Evet, Mehmetçik onun ciğerparesidir. Ne söylerse söylesin anneye tesir etmiştir. Ama annenin yanındaki kadınlar hiç aldırış etmemişlerdir. Çünkü mektuptaki sözlerin onları ilgilendirecek, onları duygulandıracak bir tarafı yoktur. İşte anneniz ile sizin vaziyetiniz de öyledir. Annenizle Allah kelamı arasında sıkı bir bağlılık, bir alışveriş vardır. Anneniz Kur’ân-ı Kerim’i okurken ve dinlerken, Allah’la konuşma saadeti içinde sevinç gözyaşları döküyordu. Rabbinin sözleri onu harekete getiriyordu.

Maalesef konuşmalarınızdan anladığıma göre siz yabancı kültürlerin tesiri altında kalbinizi Allah kelamına karşı son derece yabancılaştırmışsınız. Siz, ne yapıp yapıp annenizin kalbi gibi temiz bir kalbe, Allah kelamından haz duyacak, zevk alacak, tatlı tatlı duygularla duygulanacak bir gönle sahip olmaya çalışın. Bunun için de ibadetleri anneniz gibi yapın, haramlardan onun gibi kaçının, bu takdirde siz de annenize hak vereceksiniz, onun boşa ağlamadığını takdir edeceksiniz.

Hacca gitmeden önce haccın aleyhinde konuşan nice adamlar tanırız ki, kendileri de hacca gittikten sonra benliklerinde muazzam bir inkılâp meydana gelmekte, fikirleri de duyguları ile birlikte değişmekte ve her sene hacca gitmeyi büyük bir iştiyakla istemektedirler. İnşallah siz de böyle olacaksınız.”

Of müftüsü

Eski Oltu müftüsü merhum Hacı İsmail Efendi’yi babamla birlikte ziyaret etmiştik. Kendisi babamın hocasıdır. Elini öptüm, diz çöküp oturdum. Ken disi yukarda kalın minderin üstünde oturuyordu. Beni yanına çağırdı, yanına oturmak bana ağır geldi. Bir müddet bekledim. “İyi ama büyük sözü tutmak da bir edeptir” diyerek hemen gösterdiği yere oturdum.

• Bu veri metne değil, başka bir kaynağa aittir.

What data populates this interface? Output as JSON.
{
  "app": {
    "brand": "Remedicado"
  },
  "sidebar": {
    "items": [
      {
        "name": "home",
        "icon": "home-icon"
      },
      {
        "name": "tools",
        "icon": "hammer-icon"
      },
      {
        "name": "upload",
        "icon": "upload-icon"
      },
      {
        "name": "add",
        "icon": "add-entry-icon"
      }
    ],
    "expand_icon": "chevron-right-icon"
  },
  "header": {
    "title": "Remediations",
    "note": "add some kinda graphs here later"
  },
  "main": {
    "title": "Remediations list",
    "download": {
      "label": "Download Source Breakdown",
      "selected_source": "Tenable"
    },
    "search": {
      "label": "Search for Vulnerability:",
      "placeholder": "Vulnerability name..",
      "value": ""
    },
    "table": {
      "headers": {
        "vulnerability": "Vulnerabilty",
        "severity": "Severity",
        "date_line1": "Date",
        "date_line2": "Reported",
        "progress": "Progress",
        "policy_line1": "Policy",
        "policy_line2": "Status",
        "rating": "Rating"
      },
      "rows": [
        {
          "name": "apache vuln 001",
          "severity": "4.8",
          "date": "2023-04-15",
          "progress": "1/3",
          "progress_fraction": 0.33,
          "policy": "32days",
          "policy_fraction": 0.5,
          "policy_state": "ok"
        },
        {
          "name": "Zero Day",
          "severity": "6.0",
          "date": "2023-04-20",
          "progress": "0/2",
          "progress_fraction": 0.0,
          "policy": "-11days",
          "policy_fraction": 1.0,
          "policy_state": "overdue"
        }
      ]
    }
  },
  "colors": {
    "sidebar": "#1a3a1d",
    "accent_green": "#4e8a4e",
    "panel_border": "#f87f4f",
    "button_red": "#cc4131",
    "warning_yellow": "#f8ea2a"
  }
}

Merhum, sabah namazında eve gelir gelmez mutlaka bir “Yasin-i Şerif” okur veya başkasına okutur, dinler, sonra dünya kelamı konuşmaya başlardı. Seksen yaşları civarında iken, bir defa yalnız olarak ziyaret etmiştim. Geniş bahçenin kapısından dışarı beni uğurlayıncaya kadar beraberimde geldi, yolcu etmek istediği anlaşılıyordu. Müdahaleme müsaade etmemiş, “misafir dış kapıya kadar uğurlanır” demişti.

Divikli Hacı

Kayseri’de Camii Kebir’in eski imamlarından Divrikli Hacı Ahmet Efendi Hoca’dan size daha önce de bahsetmiştim. Farsça sahasında bir otorite idi. Devamlı Rûhu’l-Beyân tefsirini okuturdu. Bu hocamızın bir tesbitini de şimdi hatırladım. Merhum, zayıf karakterli, gösteriş merakındaki kimselerle, ağır başlı ve gösterişten sakınan, bütün yaptıklarını sırf Allah için yapan kimseleri şöyle tasvir ediyordu:

“Bazı insanlar vardır, tavuk gibi, basit bir yumurta yaptıktan sonra ‘gıt gıt gıdak’ diye bağırır, kıyameti koparırlar; sanki ne yapmışlarsa, dünyayı velveleye verirler. Bazı insanlar da, koskoca bir tay meydana getiren at gibi kendilerini göstermez, sessiz sedasız olarak bu sevimli yavrularını büyütür. Hizmete hazır ederler.” Yaptıkları, küçük işleri şişirerek anlatan kimselerle, büyük işler yaptıkları halde bunu hiç kimseye hissettirmeyenleri gördükçe hocaefendinin bu güzel benzetmesini hatırlarım.

Zekai Konrapa hocadan

İslâm Tarihi hocamız Zekai Konrapa, derslerde münasebet düştükçe, şu sözleri çok tekrar ederdi: “Bazı kimseler vardır; bir iş, bir vazife görünce, çalımlarından yanlarına varılmaz. Herkesten teşekkür bekler, takdir olunmaz, övülmezlerse alınır, kırılır, size karşı cephe alırlar. Çevresine karşı kinle dolar, etraflarını nankörlük ve kabiliyetsizlikle anarlar. ‘Benim gibi bir kıymetin kadrini bilmediler’ diye hayıflanırlar.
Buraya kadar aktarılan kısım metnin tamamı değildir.